PliaTech was founded originally as Pliable Software by Michael B. Pliam, MD, PhD
in 1999. Dr. Pliam has a long-standing interest in the statistical modeling
of cardiac surgical outcomes which he has been involved in for the past decade.
Given the present state of health care delivery in our country, it has become apparent
that we need to find improved statistical modeling techniques in order to
provide for a more solid foundation for the "evidence-based" practice of medicine.
As a primary prerequisite to that goal, it was necessary
to gain a deeper understanding of the underlying nature of current statistical models.
That requires more than an passing knowledge of statistics, modeling, probability
theory, and linear matrix algebra, Dr Pliam began writing customized software to
explore these fields. The result was a set of very specialized proprietary
tools that greatly enhances our group's ability to perform statistical modeling.
After a time, it was realized that these software
programs and applications might be of considerable use to others, most particularly
students of statistics, engineering, and mathematics. Consequently, we have
made some of our proprietary sofware available to others.

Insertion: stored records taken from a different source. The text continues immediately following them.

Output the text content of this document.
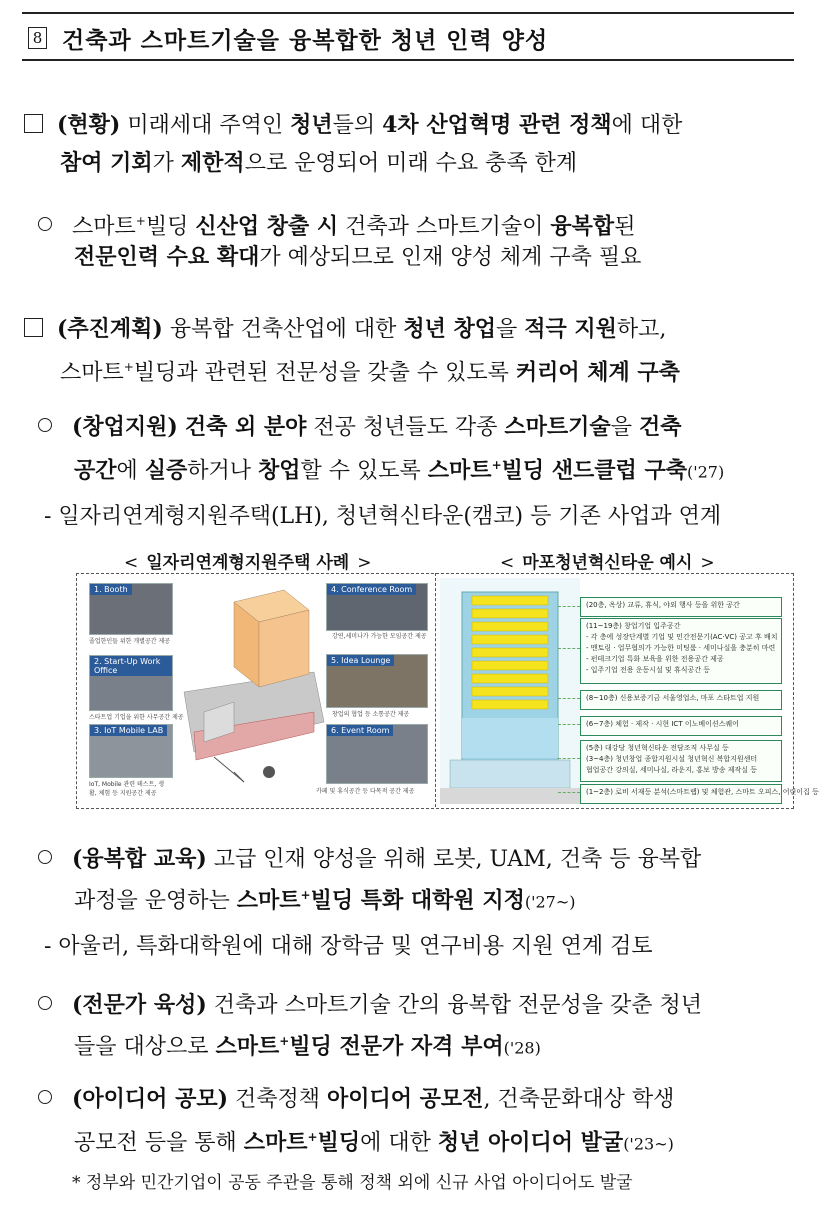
8 건축과 스마트기술을 융복합한 청년 인력 양성
(현황) 미래세대 주역인 청년들의 4차 산업혁명 관련 정책에 대한
참여 기회가 제한적으로 운영되어 미래 수요 충족 한계
스마트+빌딩 신산업 창출 시 건축과 스마트기술이 융복합된
전문인력 수요 확대가 예상되므로 인재 양성 체계 구축 필요
(추진계획) 융복합 건축산업에 대한 청년 창업을 적극 지원하고,
스마트+빌딩과 관련된 전문성을 갖출 수 있도록 커리어 체계 구축
(창업지원) 건축 외 분야 전공 청년들도 각종 스마트기술을 건축
공간에 실증하거나 창업할 수 있도록 스마트+빌딩 샌드클럽 구축('27)
- 일자리연계형지원주택(LH), 청년혁신타운(캠코) 등 기존 사업과 연계
< 일자리연계형지원주택 사례 >	< 마포청년혁신타운 예시 >
1. Booth
졸업한인들 위한 개별공간 제공
2. Start-Up Work Office
스타트업 기업을 위한 사무공간 제공
3. IoT Mobile LAB
IoT, Mobile 관련 테스트, 생활, 체험 등 지원공간 제공
4. Conference Room
강연,세미나가 가능한 모임공간 제공
5. Idea Lounge
창업의 협업 등 소통공간 제공
6. Event Room
카페 및 휴식공간 등 다목적 공간 제공
(20층, 옥상) 교류, 휴식, 야외 행사 등을 위한 공간
(11~19층) 창업기업 입주공간
- 각 층에 성장단계별 기업 및 민간전문기(AC·VC) 공고 후 배치
- 멘토링 · 업무협의가 가능한 미팅룸 · 세미나실을 충분히 마련
- 펀테크기업 특화 보육을 위한 전용공간 제공
- 입주기업 전용 운동시설 및 휴식공간 등
(8~10층) 신용보증기금 서울영업소, 마포 스타트업 지원
(6~7층) 체험 · 제작 · 시현 ICT 이노베이션스퀘어
(5층) 대강당 청년혁신타운 전담조직 사무실 등
(3~4층) 청년창업 종합지원시설 청년혁신 복합지원센터
협업공간 강의실, 세미나실, 라운지, 홍보 방송 제작실 등
(1~2층) 로비 서재등 분석(스마트랩) 및 체험관, 스마트 오피스, 어린이집 등
(융복합 교육) 고급 인재 양성을 위해 로봇, UAM, 건축 등 융복합
과정을 운영하는 스마트+빌딩 특화 대학원 지정('27~)
- 아울러, 특화대학원에 대해 장학금 및 연구비용 지원 연계 검토
(전문가 육성) 건축과 스마트기술 간의 융복합 전문성을 갖춘 청년
들을 대상으로 스마트+빌딩 전문가 자격 부여('28)
(아이디어 공모) 건축정책 아이디어 공모전, 건축문화대상 학생
공모전 등을 통해 스마트+빌딩에 대한 청년 아이디어 발굴('23~)
* 정부와 민간기업이 공동 주관을 통해 정책 외에 신규 사업 아이디어도 발굴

After several years of independent research and
study, PliaTech was created as a small, privately controlled
organization. The mission
was to find new and creative uses for data analysis to in the field of health care
to provide a more solid ground than currently existed for the practice of 'evidence-based'
medicine and surgery.
Most recently we have again become interested in Artificial Neural Networks
(ANN) which was very popular in the 1970's when enthusiasm for AI was
booming at MIT. In the 1990 s Canadian graduate student Colleen Ennett
wrote a Masters Thesis showing that an ANN could be used to predict outcomes
in cardiac surgery equal to or superior to that obtained using more
conventional methods of Bayesian or logistic regression modeling. We
are currently working to develop an ANN to predict hospital costs related to
disease severity in cardiac patients.